Muslim organisations, including the ISIL and al-Qaeda, banned before the second anniversary of the Easter Sunday attacks.
Sri Lanka has banned 11 Muslim organisations, including the ISIL (ISIS) group and al-Qaeda, a week before the second anniversary of the Easter Sunday suicide bombings which killed 279 people.
Anyone linked to the groups – the other nine of which are local religious and social organisations – faces up to 20 years in jail, President Gotabaya Rajapaksa said in a gazette notification.
Before the anniversary, the country’s Roman Catholics had threatened to take to the streets over what they say is the government’s failure to act against those responsible for the attacks.
Some of the groups banned on Wednesday had previously been linked to the lead bomber.

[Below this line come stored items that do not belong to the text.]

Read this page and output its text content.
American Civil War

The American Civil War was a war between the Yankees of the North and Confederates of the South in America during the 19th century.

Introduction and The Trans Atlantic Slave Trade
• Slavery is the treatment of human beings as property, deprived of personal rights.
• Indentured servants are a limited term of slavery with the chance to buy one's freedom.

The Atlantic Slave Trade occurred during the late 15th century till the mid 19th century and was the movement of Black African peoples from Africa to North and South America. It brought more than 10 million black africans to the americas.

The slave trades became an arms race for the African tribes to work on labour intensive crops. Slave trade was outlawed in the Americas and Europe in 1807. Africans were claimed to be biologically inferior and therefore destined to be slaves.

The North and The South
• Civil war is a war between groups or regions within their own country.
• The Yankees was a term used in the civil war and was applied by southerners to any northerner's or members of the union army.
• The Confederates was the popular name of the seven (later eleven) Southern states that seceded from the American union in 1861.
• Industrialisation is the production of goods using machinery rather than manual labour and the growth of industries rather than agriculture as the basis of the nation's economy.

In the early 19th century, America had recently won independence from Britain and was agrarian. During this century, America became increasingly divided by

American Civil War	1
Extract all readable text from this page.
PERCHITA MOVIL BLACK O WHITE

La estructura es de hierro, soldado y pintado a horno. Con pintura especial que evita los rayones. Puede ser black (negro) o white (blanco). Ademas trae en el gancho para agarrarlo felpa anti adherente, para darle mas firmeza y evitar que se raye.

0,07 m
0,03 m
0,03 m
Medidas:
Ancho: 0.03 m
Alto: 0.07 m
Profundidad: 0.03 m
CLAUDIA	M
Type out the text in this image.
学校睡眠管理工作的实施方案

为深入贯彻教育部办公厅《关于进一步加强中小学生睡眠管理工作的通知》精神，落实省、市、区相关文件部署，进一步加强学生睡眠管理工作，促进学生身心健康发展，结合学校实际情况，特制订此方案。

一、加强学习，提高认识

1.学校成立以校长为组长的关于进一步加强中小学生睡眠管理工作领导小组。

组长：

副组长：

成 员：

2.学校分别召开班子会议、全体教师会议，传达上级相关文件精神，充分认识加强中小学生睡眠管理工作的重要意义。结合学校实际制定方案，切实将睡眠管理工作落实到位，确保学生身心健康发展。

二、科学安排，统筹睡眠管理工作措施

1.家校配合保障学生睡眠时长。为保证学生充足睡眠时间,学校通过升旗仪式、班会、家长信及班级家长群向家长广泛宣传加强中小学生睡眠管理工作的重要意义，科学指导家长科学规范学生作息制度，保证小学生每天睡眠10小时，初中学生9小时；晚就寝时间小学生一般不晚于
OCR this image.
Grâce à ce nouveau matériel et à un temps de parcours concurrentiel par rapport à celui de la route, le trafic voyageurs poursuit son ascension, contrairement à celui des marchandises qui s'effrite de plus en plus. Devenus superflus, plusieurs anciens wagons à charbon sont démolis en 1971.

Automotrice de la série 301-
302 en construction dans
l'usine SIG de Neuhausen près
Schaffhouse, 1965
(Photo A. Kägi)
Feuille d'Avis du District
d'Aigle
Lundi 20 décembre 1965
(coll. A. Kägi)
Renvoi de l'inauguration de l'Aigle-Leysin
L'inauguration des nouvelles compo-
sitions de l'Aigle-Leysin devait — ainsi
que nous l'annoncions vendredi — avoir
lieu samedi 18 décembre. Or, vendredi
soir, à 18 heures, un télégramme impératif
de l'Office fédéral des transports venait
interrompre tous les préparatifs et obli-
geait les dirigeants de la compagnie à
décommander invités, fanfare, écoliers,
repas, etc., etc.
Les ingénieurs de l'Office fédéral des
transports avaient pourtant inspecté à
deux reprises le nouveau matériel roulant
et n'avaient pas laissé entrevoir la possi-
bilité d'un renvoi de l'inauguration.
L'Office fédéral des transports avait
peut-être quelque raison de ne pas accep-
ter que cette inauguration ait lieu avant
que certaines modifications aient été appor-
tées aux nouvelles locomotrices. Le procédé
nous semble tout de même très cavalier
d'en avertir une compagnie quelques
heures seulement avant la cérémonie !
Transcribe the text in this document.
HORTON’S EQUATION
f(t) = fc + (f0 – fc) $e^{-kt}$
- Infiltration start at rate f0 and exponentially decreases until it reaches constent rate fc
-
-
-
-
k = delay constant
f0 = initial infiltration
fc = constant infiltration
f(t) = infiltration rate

The move, made under the Prevention of Terrorism Act, was “in furtherance of the efforts of the government of Sri Lanka made in good faith for the purpose of ensuring the continuance of peace within the country”, Rajapaksa said.
The seven Sri Lankans who attacked three churches and three hotels in April 2019 had pledged allegiance to the ISIL leader at the time, Abu Bakr al-Baghdadi.
However, investigators said they had found no evidence of their direct links to ISIL.
Two local groups said to be directly linked to the attacks were banned in 2019, but a presidential investigation into the bombings wanted similar Muslim groups outlawed too.
All seven bombers died and no other suspects have been charged.
The head of the Roman Catholic church in Sri Lanka, Cardinal Malcolm Ranjith, has demanded swift action not just against those responsible, but against the politicians and officials who failed to stop them.
The investigation found that then-President Maithripala Sirisena and his intelligence leaders were warned by India about the attacks 17 days before they were staged.
The United States has filed an action against three Sri Lankans over the bombings. Five US nationals were among 45 foreigners killed in the blasts.
The inquiry, whose report was released earlier this year, also recommended that Buddhist organisations accused of instigating intercommunal unrest before and after the bombings be banned, but none was named in Wednesday’s decree.